I have a Python PEX built using Pants 1.0.1. This PEX is a working python application, up until ubuntu 16.04 and fedora 24 released using python 2.7.12. Now I get an error indicating that the encoding of the PEX file is bad:
$ ./ainfo_py.pex
File "./ainfo_py.pex", line 2
SyntaxError: Non-ASCII character '\xe4' in file ./ainfo_py.pex on line 3, but no encoding declared; see http://python.org/dev/peps/pep-0263/ for details
Duh. The zip file is embedded within the .pex file, so naturally there will be non-ascii characters in the file.
Reading the link in the error message, it says I can put an encoding at the top of the file, however, I don't think there is an encoding that would fix this, is there?
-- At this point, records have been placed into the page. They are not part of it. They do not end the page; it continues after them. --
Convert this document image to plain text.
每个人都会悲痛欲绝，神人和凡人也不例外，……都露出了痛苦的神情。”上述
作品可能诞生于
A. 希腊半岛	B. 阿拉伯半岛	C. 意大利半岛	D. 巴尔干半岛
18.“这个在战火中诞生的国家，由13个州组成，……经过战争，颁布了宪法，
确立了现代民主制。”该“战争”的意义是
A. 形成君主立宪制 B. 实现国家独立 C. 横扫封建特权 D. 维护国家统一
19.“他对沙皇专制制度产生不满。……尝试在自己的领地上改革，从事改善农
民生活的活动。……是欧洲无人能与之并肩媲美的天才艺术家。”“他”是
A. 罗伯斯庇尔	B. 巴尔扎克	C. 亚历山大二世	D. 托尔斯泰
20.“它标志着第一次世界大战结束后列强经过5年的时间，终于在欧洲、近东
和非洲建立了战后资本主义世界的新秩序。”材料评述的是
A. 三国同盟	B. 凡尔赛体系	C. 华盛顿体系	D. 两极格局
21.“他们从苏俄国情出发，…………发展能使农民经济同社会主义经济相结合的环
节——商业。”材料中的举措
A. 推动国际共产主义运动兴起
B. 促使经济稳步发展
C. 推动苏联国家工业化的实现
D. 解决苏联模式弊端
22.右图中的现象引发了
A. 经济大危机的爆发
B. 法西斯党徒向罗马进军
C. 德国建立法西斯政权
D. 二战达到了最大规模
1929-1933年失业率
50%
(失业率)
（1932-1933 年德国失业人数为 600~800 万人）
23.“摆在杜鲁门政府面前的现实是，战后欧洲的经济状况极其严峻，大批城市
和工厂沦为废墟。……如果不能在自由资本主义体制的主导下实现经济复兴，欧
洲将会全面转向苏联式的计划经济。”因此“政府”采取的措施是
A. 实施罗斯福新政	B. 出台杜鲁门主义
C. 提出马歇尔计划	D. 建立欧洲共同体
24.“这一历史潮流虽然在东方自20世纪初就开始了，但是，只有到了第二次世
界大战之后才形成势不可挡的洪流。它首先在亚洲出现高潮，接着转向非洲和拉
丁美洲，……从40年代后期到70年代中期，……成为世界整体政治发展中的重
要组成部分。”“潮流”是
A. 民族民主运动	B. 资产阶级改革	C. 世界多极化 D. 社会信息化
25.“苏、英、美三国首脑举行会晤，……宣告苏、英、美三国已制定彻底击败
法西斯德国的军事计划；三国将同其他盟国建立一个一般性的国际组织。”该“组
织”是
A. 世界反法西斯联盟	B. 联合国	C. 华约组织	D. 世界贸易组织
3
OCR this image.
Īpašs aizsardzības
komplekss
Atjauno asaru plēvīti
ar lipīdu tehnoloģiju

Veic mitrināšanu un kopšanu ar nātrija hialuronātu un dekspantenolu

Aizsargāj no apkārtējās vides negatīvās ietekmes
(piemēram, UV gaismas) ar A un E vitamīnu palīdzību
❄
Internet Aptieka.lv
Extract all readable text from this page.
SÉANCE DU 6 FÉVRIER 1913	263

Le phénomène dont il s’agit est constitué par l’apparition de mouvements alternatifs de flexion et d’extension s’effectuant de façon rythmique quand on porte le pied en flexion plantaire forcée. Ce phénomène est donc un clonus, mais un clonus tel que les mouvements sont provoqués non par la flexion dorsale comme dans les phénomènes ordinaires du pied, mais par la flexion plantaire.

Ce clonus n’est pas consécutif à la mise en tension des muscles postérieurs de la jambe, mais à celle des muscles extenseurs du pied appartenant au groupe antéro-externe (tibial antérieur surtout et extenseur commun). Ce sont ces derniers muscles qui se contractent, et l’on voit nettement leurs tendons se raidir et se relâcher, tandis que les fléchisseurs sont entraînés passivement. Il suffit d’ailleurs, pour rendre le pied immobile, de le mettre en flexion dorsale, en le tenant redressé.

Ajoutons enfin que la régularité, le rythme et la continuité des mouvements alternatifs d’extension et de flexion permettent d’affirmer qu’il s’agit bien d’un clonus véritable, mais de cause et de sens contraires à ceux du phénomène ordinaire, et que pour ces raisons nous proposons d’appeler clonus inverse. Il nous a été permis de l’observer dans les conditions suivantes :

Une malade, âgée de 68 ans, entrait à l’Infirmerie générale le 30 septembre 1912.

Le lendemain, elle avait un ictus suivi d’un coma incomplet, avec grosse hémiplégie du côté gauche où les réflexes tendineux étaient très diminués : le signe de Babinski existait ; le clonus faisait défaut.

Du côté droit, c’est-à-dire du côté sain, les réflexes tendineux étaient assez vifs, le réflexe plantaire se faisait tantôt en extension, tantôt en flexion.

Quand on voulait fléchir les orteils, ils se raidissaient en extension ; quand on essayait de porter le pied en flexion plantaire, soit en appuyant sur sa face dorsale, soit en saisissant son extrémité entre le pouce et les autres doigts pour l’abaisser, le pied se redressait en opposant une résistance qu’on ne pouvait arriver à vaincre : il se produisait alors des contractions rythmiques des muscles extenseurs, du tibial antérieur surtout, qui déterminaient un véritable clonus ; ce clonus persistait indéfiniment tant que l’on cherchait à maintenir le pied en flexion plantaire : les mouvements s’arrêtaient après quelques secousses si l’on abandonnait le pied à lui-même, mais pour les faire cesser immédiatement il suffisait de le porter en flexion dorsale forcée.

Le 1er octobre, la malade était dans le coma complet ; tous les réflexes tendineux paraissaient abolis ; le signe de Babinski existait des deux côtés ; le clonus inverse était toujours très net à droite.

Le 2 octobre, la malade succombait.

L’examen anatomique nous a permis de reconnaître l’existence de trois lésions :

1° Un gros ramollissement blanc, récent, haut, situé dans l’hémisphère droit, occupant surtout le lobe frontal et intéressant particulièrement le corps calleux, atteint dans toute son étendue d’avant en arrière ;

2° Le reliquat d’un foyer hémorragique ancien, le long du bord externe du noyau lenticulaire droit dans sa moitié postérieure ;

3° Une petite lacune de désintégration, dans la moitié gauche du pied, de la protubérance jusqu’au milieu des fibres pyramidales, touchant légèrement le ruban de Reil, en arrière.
I'm not sure what to do at this point. It seems to me that python 2.7.12 broke PEX. Is there an update to pants that fixes this? Is there something I can add to the pex file to fixes this?
Edit
A little more information. I'm not sure why this ends up being important, but it seems that it does. I modify the PEX file slightly after it is built. I change the shebang at the top of the file from python2.7
to python
. I want to be able to run the same PEX on both python 2.6 and 2.7 versions, based upon whatever version is available on the variety of distributions this needs to run on. It appears that if i leave it alone, as python2.7
it works fine on python 2.7.12. If i change it, it no longer works. The default python on Ubuntu 16.04 is still python 2.7, so why would changing python2.7
to python
make a difference?
More Information
If I unzip the PEX, I can execute the directory and I would expect to. So I remove the first line of the PEX file, which has the #! in it, the rest is a zip. I uncompress the zip into a directory called unzipped. I can then execute python unzipped
without issue. So the encoding of the source files themselves doesn't seem to be an issue. I cannot execute the zip directly. I get the same error when running python unzipped.pyz
.
My Solution
So there is no really good answer to my problem here. Since I modify the resulting PEX to remove the python2.7
requirement and change it to python
, to allow it to run on python 2.6 or 2.7 depending on the distribution, I'm finding that its the modification of the PEX that is causing the problem. So I've resorted to making 2 PEX files, one for python 2.7 and another for python 2.6.
In the end, I do not understand why simply touching the #!
at the top of the PEX causes python to no longer understand what that file is. Maybe someone could shed some light on why that is.